Today, dozens of good-government, public health, environmental, consumer, and human and civil rights organizations collectively released Restoring Science, Protecting the Public: 43 Steps for the Next Presidential Term [Links: single PDF | PDF portfolio | archive of individual PDFs]. Participating organizations include the Brennan Center for Justice, Citizens for Responsibility and Ethics in Washington, Environmental Protection Network, National Center for Health Research, National Parks Conservation Association, Open the Government, Public Employees for Environmental Responsibility, and the Union of Concerned Scientists.
The COVID-19 pandemic has laid bare how the nation suffers when data is not collected and science is sidelined or eliminated from policy decisions. When CDC guidance is doctored and scientists can’t publicly share their expertise, public confusion increases and more people get sick and die. When inspectors general are fired, accountability for bad actors becomes more difficult. When data is not adequate or reliably reported, states, cities, businesses, swimming pools, restaurants, and more lack sufficient information to safely function.

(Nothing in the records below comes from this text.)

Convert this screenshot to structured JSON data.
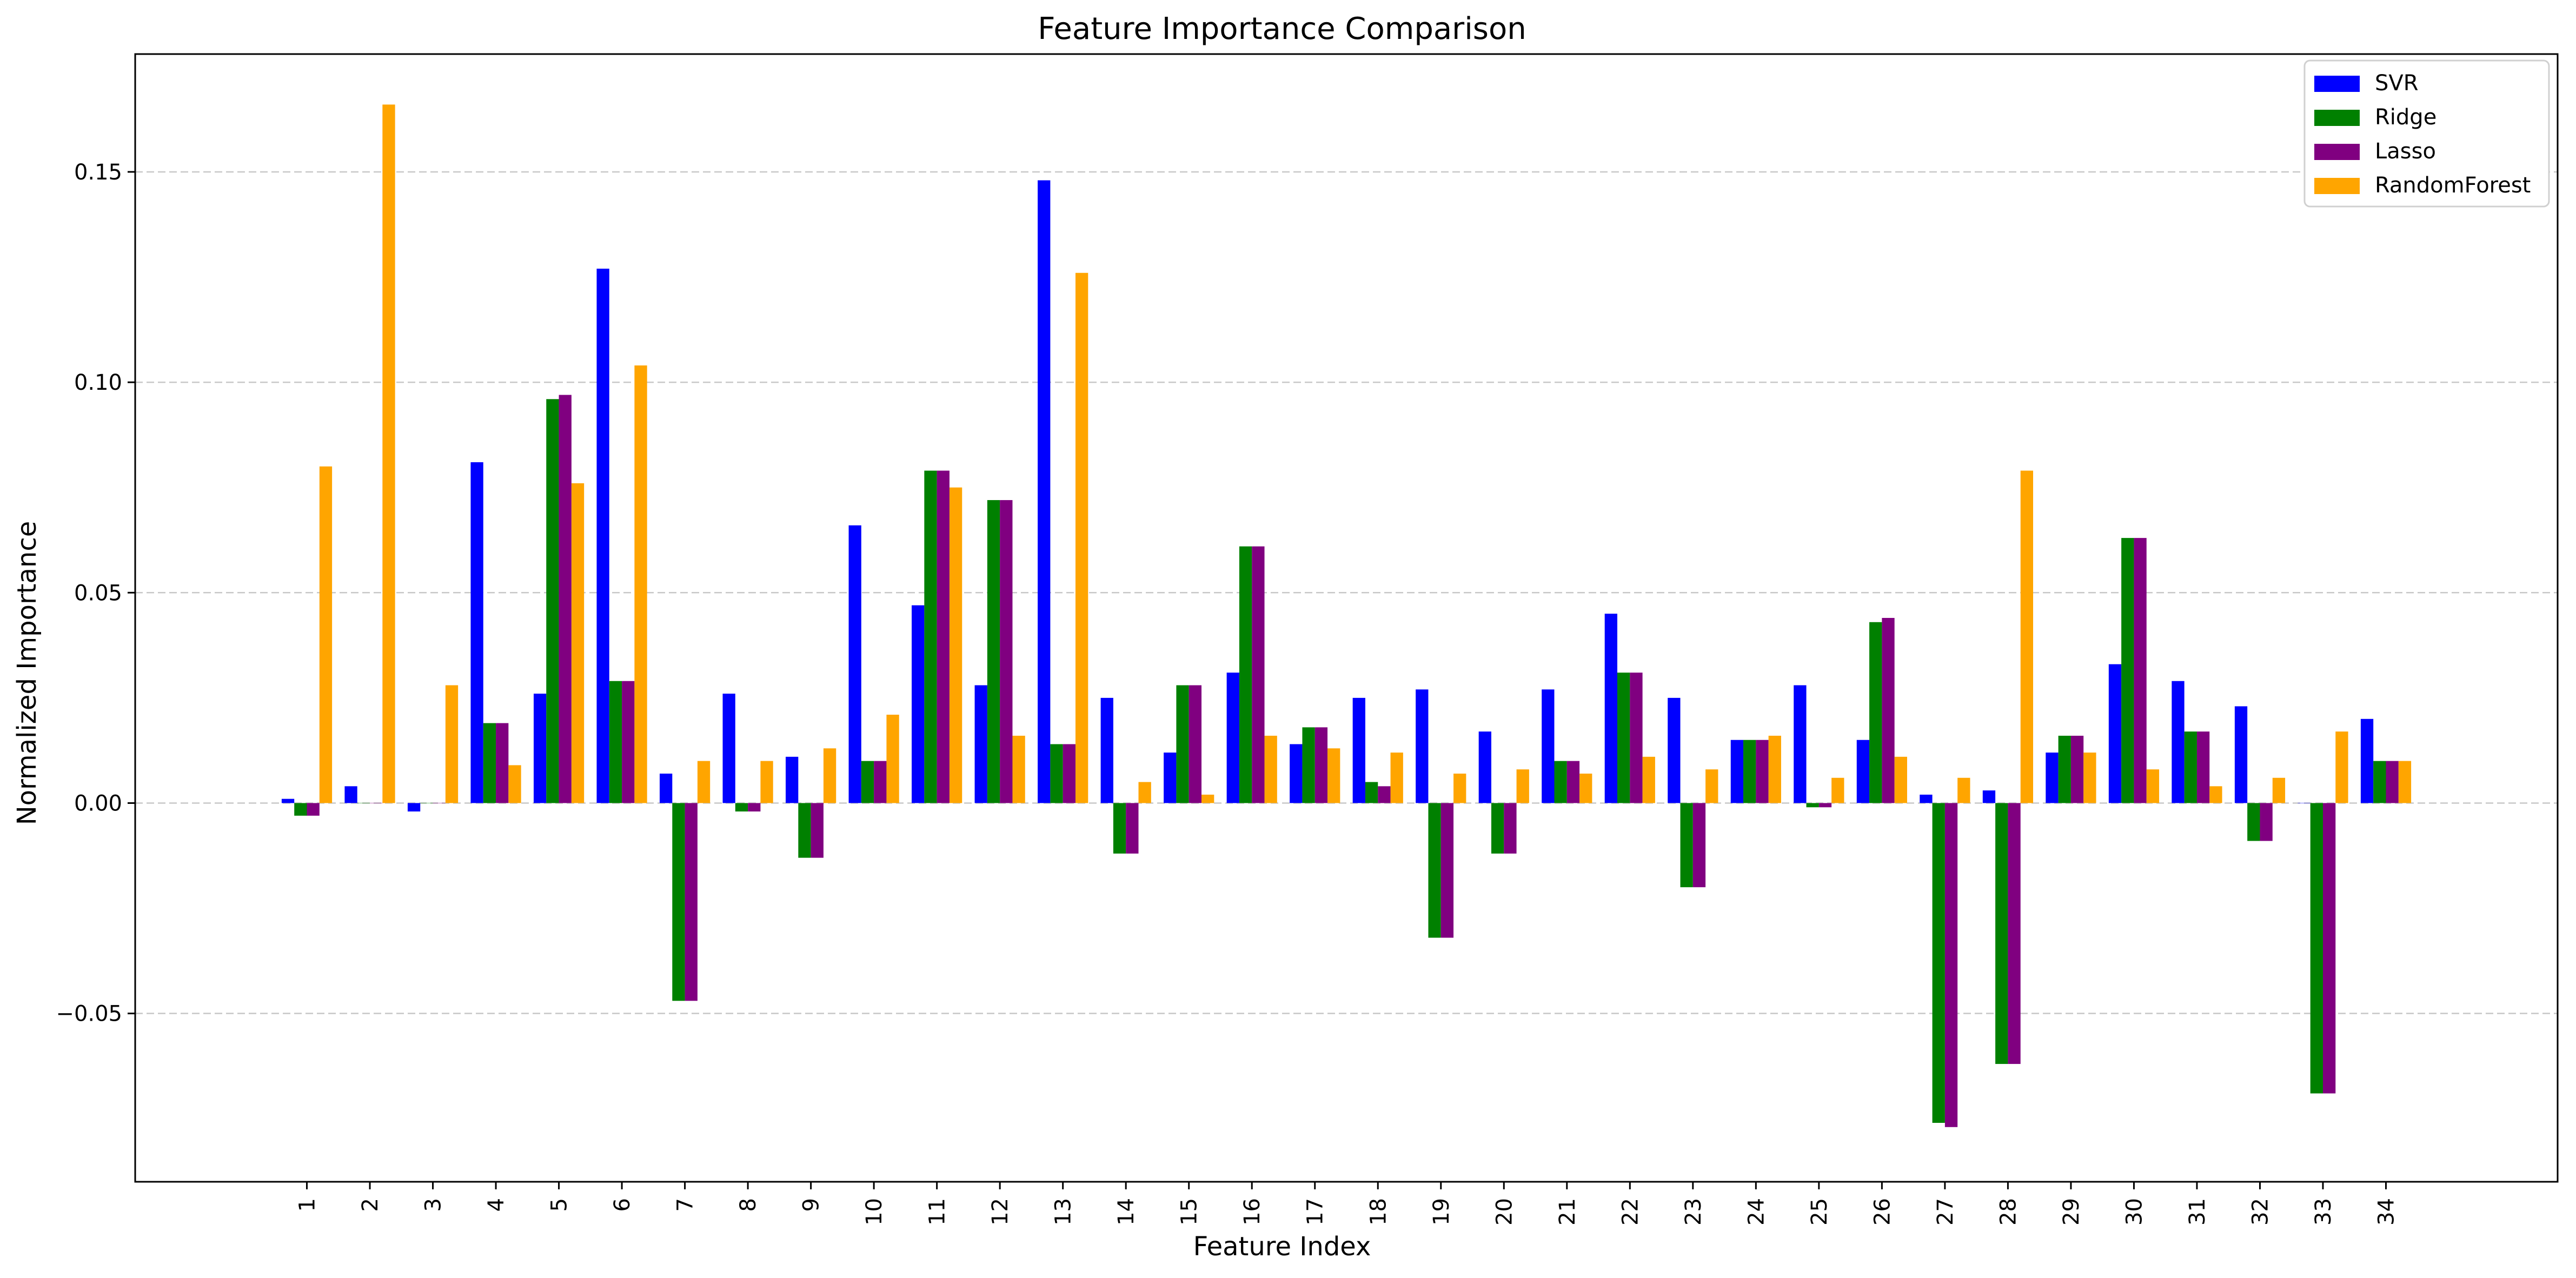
{
  "chart_data": {
    "type": "bar",
    "title": "Feature Importance Comparison",
    "xlabel": "Feature Index",
    "ylabel": "Normalized Importance",
    "ylim": [
      -0.09,
      0.178
    ],
    "yticks": [
      -0.05,
      0.0,
      0.05,
      0.1,
      0.15
    ],
    "ytick_labels": [
      "−0.05",
      "0.00",
      "0.05",
      "0.10",
      "0.15"
    ],
    "grid": "horizontal dashed",
    "legend_position": "top-right",
    "categories": [
      "1",
      "2",
      "3",
      "4",
      "5",
      "6",
      "7",
      "8",
      "9",
      "10",
      "11",
      "12",
      "13",
      "14",
      "15",
      "16",
      "17",
      "18",
      "19",
      "20",
      "21",
      "22",
      "23",
      "24",
      "25",
      "26",
      "27",
      "28",
      "29",
      "30",
      "31",
      "32",
      "33",
      "34"
    ],
    "series": [
      {
        "name": "SVR",
        "color": "#0000ff",
        "values": [
          0.001,
          0.004,
          -0.002,
          0.081,
          0.026,
          0.127,
          0.007,
          0.026,
          0.011,
          0.066,
          0.047,
          0.028,
          0.148,
          0.025,
          0.012,
          0.031,
          0.014,
          0.025,
          0.027,
          0.017,
          0.027,
          0.045,
          0.025,
          0.015,
          0.028,
          0.015,
          0.002,
          0.003,
          0.012,
          0.033,
          0.029,
          0.023,
          0.0,
          0.02
        ]
      },
      {
        "name": "Ridge",
        "color": "#008000",
        "values": [
          -0.003,
          0.0,
          0.0,
          0.019,
          0.096,
          0.029,
          -0.047,
          -0.002,
          -0.013,
          0.01,
          0.079,
          0.072,
          0.014,
          -0.012,
          0.028,
          0.061,
          0.018,
          0.005,
          -0.032,
          -0.012,
          0.01,
          0.031,
          -0.02,
          0.015,
          -0.001,
          0.043,
          -0.076,
          -0.062,
          0.016,
          0.063,
          0.017,
          -0.009,
          -0.069,
          0.01
        ]
      },
      {
        "name": "Lasso",
        "color": "#800080",
        "values": [
          -0.003,
          0.0,
          0.0,
          0.019,
          0.097,
          0.029,
          -0.047,
          -0.002,
          -0.013,
          0.01,
          0.079,
          0.072,
          0.014,
          -0.012,
          0.028,
          0.061,
          0.018,
          0.004,
          -0.032,
          -0.012,
          0.01,
          0.031,
          -0.02,
          0.015,
          -0.001,
          0.044,
          -0.077,
          -0.062,
          0.016,
          0.063,
          0.017,
          -0.009,
          -0.069,
          0.01
        ]
      },
      {
        "name": "RandomForest",
        "color": "#ffa500",
        "values": [
          0.08,
          0.166,
          0.028,
          0.009,
          0.076,
          0.104,
          0.01,
          0.01,
          0.013,
          0.021,
          0.075,
          0.016,
          0.126,
          0.005,
          0.002,
          0.016,
          0.013,
          0.012,
          0.007,
          0.008,
          0.007,
          0.011,
          0.008,
          0.016,
          0.006,
          0.011,
          0.006,
          0.079,
          0.012,
          0.008,
          0.004,
          0.006,
          0.017,
          0.01
        ]
      }
    ]
  }
}
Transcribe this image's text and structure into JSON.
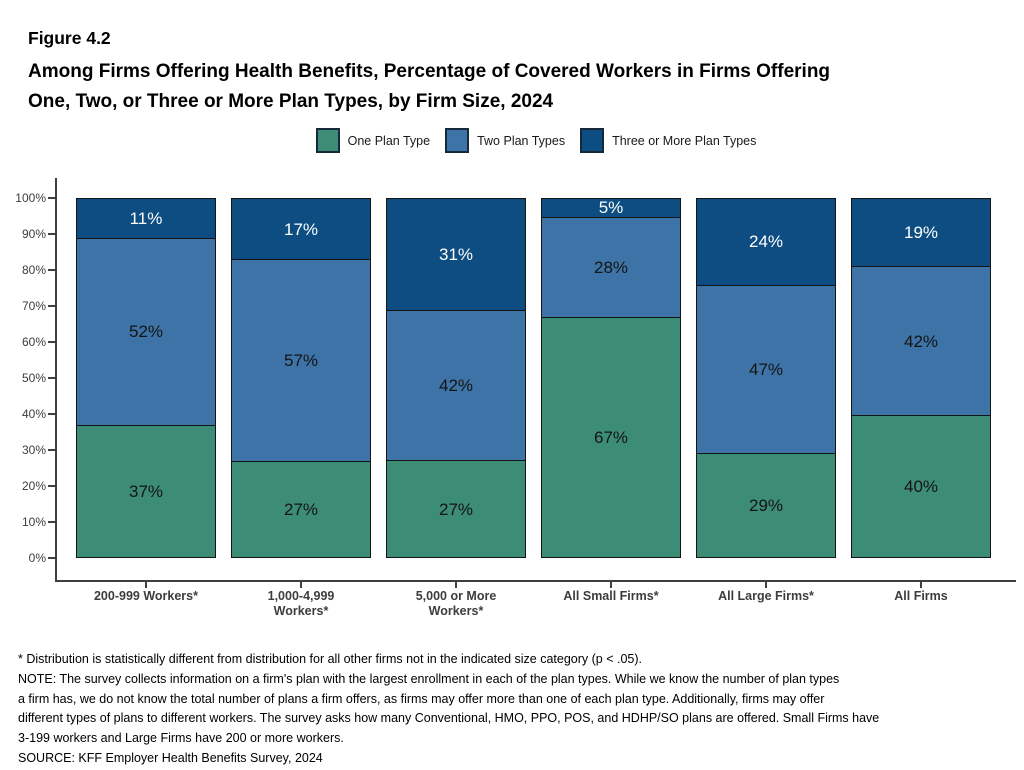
{
  "figure_label": "Figure 4.2",
  "title_line1": "Among Firms Offering Health Benefits, Percentage of Covered Workers in Firms Offering",
  "title_line2": "One, Two, or Three or More Plan Types, by Firm Size, 2024",
  "legend": [
    {
      "label": "One Plan Type",
      "color": "#3D8C75"
    },
    {
      "label": "Two Plan Types",
      "color": "#3D73A6"
    },
    {
      "label": "Three or More Plan Types",
      "color": "#0E4D81"
    }
  ],
  "chart_data": {
    "type": "bar",
    "stacked": true,
    "title": "Among Firms Offering Health Benefits, Percentage of Covered Workers in Firms Offering One, Two, or Three or More Plan Types, by Firm Size, 2024",
    "categories": [
      "200-999 Workers*",
      "1,000-4,999 Workers*",
      "5,000 or More Workers*",
      "All Small Firms*",
      "All Large Firms*",
      "All Firms"
    ],
    "category_label_lines": [
      [
        "200-999 Workers*"
      ],
      [
        "1,000-4,999",
        "Workers*"
      ],
      [
        "5,000 or More",
        "Workers*"
      ],
      [
        "All Small Firms*"
      ],
      [
        "All Large Firms*"
      ],
      [
        "All Firms"
      ]
    ],
    "series": [
      {
        "name": "One Plan Type",
        "color": "#3D8C75",
        "label_color": "#141414",
        "values": [
          37,
          27,
          27,
          67,
          29,
          40
        ]
      },
      {
        "name": "Two Plan Types",
        "color": "#3D73A6",
        "label_color": "#141414",
        "values": [
          52,
          57,
          42,
          28,
          47,
          42
        ]
      },
      {
        "name": "Three or More Plan Types",
        "color": "#0E4D81",
        "label_color": "#ffffff",
        "values": [
          11,
          17,
          31,
          5,
          24,
          19
        ]
      }
    ],
    "value_suffix": "%",
    "xlabel": "",
    "ylabel": "",
    "ylim": [
      0,
      100
    ],
    "yticks": [
      "0%",
      "10%",
      "20%",
      "30%",
      "40%",
      "50%",
      "60%",
      "70%",
      "80%",
      "90%",
      "100%"
    ],
    "grid": false,
    "legend_position": "top"
  },
  "footnotes": [
    "* Distribution is statistically different from distribution for all other firms not in the indicated size category (p < .05).",
    "NOTE: The survey collects information on a firm's plan with the largest enrollment in each of the plan types. While we know the number of plan types",
    "a firm has, we do not know the total number of plans a firm offers, as firms may offer more than one of each plan type. Additionally, firms may offer",
    "different types of plans to different workers. The survey asks how many Conventional, HMO, PPO, POS, and HDHP/SO plans are offered. Small Firms have",
    "3-199 workers and Large Firms have 200 or more workers.",
    "SOURCE: KFF Employer Health Benefits Survey, 2024"
  ]
}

To successfully emerge from the pandemic, we must rebuild not only the government’s scientific capacity but also the public’s trust in government’s ability to provide reliable information and make decisions that protect our health and well-being.
This series of memos provides concrete steps the next administration can take—without significant costs—to make government more effective, efficient, transparent, and accountable. These are principles of good government. They make it more likely that we can keep people safe. They make it easier to reduce health disparities. Recommendations are offered in eight categories:
- Federal advisory committees
- Personnel policy
- Agency scientific independence
- Restoring strength to scientific agencies
- Whistleblower protections
- Scientific communications
- Data collection and dissemination
- Regulatory reform
We will share these recommendations with major presidential campaigns and transition teams. We encourage all who have influence over White House and executive branch priorities in 2021 to read these short documents and take them to heart.